Mohler: If you have a strong family history of prostate cancer, especially when diagnosed at an early age, which I would consider under the age of 55, and metastatic or that became fatal. That raises the question of whether you have a DNA repair gene abnormality in your family. If you have a regional or metastatic prostate cancer, especially at a young age, that raises the question of whether you have a mutation in that tumor that is affecting the aggressiveness that it presents as and could be a potential target for new therapies.
Once you failed conventional therapy for advanced disease, I think everybody who has an accessible legion [should have] a biopsy to see if you can do a better job of selecting what their tertiary or quaternary treatment might be.
TARGETED ONCOLOGY:Moving forward, how do you see prostate cancer and genetic testing changing over the next few years? How will these guidelines be used?
Mohler: Everyone at this meeting has recognized the importance of genetic counselors, and we're functioning when we have a deficit in the number of highly trained and highly qualified genetic counselors. There are all kinds of certificate programs now, they are people who can take short courses to try and improve their knowledge so that physicians can do a better job of the pre-genetic testing counseling. As a urologist, I can tell you that I'm woefully inadequate to do this. We need to train more genetic counselors. As urologists, radiation oncologists, and medical oncologists, we also need to become much more knowledgeable in dealing with this rapidly expanding database.
TARGETED ONCOLOGY: What are some ongoing challenges that should be addressed in relation to genetic testing for prostate cancer and for prostate cancer in general?
Mohler: This conference causes me to go back to NCCN and make sure that we do a better job of integrating our recommendations among the various guidelines so that we are consistent. We also have to be very aware of the fact that we do not fully understand just how much clinical utility any of these findings have. We're also a little bit deficient in our understanding of what the medical and legal repercussions may be for patients because the GINA (Genetic Information Nondiscrimination Act) does not cover well on a federal level beyond workplace discrimination and insurability. It has nothing to do with life insurance or disability insurance. Because of this, many of the states are making stronger GINAs but that is in a minority of the states and is another area that needs further attention.

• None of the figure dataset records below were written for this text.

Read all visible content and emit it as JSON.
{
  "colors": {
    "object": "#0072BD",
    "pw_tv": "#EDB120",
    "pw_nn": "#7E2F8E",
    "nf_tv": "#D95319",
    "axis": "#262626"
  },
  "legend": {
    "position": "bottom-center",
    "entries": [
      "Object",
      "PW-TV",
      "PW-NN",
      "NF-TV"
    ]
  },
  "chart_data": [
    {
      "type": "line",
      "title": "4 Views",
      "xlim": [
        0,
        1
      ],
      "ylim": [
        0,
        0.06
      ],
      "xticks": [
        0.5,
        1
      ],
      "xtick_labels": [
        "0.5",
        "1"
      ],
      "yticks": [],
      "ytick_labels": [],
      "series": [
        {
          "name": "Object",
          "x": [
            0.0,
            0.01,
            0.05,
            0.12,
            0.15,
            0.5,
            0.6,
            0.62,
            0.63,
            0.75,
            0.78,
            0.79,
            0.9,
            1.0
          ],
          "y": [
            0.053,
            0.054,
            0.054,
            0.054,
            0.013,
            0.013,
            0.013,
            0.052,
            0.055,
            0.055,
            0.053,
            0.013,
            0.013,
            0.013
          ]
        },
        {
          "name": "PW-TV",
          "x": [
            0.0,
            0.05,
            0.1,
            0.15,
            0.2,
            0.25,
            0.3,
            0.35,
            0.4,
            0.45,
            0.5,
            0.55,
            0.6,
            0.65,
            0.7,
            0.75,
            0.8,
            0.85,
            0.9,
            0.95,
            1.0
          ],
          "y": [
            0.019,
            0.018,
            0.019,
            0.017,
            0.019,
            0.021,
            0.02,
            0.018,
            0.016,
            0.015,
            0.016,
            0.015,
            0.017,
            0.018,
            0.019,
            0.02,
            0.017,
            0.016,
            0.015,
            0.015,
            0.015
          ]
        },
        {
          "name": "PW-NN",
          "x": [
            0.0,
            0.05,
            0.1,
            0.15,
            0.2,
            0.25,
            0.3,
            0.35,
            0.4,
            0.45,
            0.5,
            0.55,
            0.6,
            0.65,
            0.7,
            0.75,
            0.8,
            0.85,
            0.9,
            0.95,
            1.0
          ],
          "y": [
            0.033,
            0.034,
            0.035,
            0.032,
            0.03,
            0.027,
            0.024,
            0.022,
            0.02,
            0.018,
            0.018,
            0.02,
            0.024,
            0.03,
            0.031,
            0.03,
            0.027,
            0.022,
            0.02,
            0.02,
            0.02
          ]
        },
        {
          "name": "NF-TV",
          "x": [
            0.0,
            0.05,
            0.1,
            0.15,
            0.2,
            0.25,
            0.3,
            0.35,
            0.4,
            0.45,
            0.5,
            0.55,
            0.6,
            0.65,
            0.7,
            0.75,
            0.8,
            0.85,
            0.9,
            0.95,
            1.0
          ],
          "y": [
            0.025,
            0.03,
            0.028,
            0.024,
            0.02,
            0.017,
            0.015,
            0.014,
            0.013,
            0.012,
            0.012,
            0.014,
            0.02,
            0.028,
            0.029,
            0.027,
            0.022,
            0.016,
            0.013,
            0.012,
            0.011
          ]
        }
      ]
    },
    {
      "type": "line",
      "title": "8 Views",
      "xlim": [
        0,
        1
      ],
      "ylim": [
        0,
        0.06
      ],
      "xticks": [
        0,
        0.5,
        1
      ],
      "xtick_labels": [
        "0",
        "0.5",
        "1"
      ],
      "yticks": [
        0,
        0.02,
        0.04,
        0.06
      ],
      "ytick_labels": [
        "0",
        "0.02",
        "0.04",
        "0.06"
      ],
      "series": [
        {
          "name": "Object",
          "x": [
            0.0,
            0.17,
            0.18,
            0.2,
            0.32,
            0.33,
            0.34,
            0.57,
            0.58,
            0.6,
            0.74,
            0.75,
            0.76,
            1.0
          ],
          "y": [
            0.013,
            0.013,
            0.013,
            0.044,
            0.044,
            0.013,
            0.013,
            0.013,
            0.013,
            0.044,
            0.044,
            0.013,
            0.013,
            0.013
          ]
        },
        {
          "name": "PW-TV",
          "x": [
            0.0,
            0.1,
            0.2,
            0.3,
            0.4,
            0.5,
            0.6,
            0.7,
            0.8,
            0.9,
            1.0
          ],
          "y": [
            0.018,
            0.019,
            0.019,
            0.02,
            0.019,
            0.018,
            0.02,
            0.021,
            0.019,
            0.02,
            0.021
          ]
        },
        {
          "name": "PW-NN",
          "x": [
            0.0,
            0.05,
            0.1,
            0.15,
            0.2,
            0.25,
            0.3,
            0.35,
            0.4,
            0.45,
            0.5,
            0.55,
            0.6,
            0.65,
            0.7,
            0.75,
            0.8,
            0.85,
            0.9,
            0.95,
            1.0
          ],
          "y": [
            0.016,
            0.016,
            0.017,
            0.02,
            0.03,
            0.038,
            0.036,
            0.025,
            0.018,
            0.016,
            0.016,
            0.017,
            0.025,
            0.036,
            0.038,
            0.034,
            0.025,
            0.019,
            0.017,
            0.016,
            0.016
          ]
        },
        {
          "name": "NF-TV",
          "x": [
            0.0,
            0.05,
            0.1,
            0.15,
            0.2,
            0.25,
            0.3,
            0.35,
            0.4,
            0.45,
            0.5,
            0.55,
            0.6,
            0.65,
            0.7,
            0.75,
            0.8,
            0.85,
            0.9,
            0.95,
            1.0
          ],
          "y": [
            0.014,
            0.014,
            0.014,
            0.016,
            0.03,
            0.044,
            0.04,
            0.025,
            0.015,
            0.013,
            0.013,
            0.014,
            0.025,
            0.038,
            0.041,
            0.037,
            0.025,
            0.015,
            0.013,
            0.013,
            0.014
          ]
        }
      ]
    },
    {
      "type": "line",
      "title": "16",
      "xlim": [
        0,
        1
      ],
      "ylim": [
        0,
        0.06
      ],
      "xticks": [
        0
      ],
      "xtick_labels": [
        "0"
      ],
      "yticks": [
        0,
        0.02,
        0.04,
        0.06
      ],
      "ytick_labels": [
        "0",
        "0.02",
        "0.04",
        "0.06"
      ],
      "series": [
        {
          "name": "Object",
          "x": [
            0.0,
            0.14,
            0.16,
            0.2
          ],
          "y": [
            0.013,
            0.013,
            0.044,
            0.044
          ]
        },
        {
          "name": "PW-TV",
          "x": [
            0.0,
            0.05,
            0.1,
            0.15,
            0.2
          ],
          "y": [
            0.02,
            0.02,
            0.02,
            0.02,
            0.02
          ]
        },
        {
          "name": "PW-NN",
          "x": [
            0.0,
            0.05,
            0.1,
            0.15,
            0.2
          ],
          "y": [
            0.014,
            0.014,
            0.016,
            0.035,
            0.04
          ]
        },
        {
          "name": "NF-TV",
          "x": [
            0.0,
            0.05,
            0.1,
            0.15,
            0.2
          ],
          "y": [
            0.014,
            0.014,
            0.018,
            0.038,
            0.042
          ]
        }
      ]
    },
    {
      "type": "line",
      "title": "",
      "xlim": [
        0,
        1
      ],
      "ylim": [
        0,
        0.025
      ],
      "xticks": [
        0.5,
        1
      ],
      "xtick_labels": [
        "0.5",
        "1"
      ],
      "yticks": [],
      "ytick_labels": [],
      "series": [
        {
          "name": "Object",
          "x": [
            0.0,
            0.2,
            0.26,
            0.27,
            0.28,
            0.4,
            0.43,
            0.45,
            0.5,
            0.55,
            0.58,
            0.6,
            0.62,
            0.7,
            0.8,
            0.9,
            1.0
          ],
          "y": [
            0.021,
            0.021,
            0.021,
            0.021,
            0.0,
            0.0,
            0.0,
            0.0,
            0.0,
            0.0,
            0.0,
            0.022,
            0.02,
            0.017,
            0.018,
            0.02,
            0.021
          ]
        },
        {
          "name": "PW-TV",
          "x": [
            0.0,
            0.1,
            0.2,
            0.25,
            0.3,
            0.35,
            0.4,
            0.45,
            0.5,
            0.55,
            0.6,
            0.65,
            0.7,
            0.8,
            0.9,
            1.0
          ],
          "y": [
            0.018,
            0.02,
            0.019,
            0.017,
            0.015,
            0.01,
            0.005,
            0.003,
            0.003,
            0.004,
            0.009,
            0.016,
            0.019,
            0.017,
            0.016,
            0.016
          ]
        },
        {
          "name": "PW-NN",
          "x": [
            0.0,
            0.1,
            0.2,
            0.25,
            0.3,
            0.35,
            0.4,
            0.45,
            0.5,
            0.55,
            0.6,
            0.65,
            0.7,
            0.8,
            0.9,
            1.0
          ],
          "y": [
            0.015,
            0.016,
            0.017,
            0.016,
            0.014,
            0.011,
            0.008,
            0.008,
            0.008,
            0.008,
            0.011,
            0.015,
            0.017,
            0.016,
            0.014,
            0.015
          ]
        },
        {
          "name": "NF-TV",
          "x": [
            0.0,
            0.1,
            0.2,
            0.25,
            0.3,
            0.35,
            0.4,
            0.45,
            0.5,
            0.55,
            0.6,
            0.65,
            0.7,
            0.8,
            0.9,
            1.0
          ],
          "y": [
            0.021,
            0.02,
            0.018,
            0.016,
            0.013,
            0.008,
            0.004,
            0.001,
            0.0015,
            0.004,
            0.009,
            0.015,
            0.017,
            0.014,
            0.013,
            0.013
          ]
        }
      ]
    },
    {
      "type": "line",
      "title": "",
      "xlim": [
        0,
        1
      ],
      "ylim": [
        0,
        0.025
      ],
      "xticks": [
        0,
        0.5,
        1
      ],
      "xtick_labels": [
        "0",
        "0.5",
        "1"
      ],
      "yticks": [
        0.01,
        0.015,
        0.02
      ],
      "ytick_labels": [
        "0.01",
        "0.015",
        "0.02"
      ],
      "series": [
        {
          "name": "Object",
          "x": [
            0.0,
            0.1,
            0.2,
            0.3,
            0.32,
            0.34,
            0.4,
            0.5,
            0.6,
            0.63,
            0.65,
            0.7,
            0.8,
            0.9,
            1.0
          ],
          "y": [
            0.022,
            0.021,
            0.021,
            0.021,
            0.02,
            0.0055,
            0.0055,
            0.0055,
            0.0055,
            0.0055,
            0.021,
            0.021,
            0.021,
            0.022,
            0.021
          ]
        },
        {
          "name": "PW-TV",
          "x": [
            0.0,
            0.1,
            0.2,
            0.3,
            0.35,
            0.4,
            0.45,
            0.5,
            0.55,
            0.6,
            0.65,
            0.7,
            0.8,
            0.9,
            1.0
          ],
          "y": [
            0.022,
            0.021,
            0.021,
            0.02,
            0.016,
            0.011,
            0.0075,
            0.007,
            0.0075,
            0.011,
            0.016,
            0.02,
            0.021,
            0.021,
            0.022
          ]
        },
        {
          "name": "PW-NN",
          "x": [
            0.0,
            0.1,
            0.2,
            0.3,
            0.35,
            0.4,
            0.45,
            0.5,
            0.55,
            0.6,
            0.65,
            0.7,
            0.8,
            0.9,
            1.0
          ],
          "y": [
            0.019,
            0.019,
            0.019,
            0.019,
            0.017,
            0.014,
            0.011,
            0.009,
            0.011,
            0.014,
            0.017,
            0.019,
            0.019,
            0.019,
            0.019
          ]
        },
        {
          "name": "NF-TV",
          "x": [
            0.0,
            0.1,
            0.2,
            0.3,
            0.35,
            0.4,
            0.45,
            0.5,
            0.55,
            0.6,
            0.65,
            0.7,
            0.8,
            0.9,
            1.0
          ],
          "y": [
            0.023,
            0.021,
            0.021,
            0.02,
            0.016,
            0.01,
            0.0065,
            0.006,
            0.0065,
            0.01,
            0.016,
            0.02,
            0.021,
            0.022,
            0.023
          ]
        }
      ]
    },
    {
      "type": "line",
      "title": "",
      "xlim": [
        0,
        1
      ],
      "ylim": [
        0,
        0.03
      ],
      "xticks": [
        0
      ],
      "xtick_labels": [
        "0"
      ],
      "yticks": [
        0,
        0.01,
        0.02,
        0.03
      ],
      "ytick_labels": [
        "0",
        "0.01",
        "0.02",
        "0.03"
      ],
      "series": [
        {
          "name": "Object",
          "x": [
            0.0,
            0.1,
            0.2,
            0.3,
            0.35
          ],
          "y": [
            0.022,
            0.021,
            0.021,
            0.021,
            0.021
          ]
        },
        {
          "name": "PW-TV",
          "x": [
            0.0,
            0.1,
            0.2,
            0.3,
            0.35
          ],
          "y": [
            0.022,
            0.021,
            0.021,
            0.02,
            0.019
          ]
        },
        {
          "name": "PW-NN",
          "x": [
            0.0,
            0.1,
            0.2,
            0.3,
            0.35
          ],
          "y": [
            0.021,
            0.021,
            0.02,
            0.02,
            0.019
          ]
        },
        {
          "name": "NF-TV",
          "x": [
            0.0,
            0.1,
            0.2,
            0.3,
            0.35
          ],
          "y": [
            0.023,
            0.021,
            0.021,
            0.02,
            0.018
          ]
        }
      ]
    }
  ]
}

The last thing that needs some attention is that there is a perception among patients and providers that genetic testing is quite expensive. Some people have told me that it has become less expensive, but I am skeptical about that. It appears that patient out-of-pocket costs are very for what most patients would consider affordable. But, we have to remember that out-of-pocket cost is not the same as the cost to our healthcare system. Before we commit every man diagnosed with prostate cancer to genetic testing, we need to think more about it because of the expense involved and also the repercussions for family members with cascade testing. We don't want to get into a situation where we ask for these tests reflexively from everyone when we don't yet know how the test be done and what gene should be assayed so we can make well-informed decisions. We need more data.